The study’s first author, Jennette Baumbach, a graduate student in Martin’s lab, identified a key link between stress and long-term pain. She found that the stress hormone corticosterone interacts with a protein called TRPA1 — often called the “wasabi receptor” because it triggers the characteristic burning sensation — to heighten sensitivity to future threats. This signaling loop appears to keep the nervous system on alert for danger, causing mice to respond to the scent of a predator with heightened fear and renewed pain — despite the absence of new injury.

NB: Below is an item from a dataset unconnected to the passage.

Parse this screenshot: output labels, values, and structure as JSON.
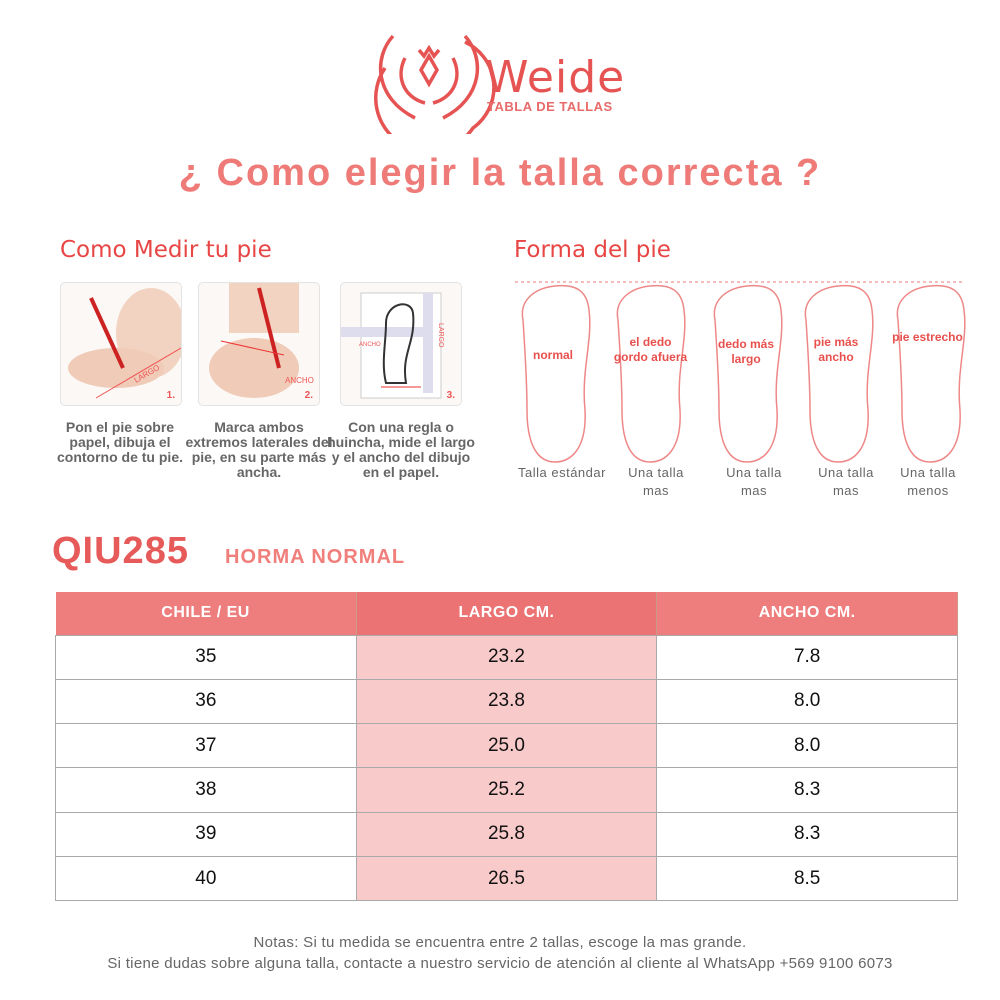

Notably, although both TRPA1 and stress hormones such as corticosterone were required for the heightened fear response, long-term pain was dependent only on stress signaling and not TRPA1. This suggests that fear and pain may be driven by separate but parallel biological mechanisms. Blocking the stress hormone corticosterone or inhibiting the TRPA1 receptor may reverse these heightened responses, opening the way to new therapeutic strategies for conditions such as chronic pain, post-traumatic stress disorder (PTSD), and other stress-related disorders.
“We’re looking at the brain and the central neural networks that control these behaviors,” says Dr. Martin. “By understanding how trauma reprograms the nervous system, we can begin to target the mechanisms that keep fear and pain locked in.”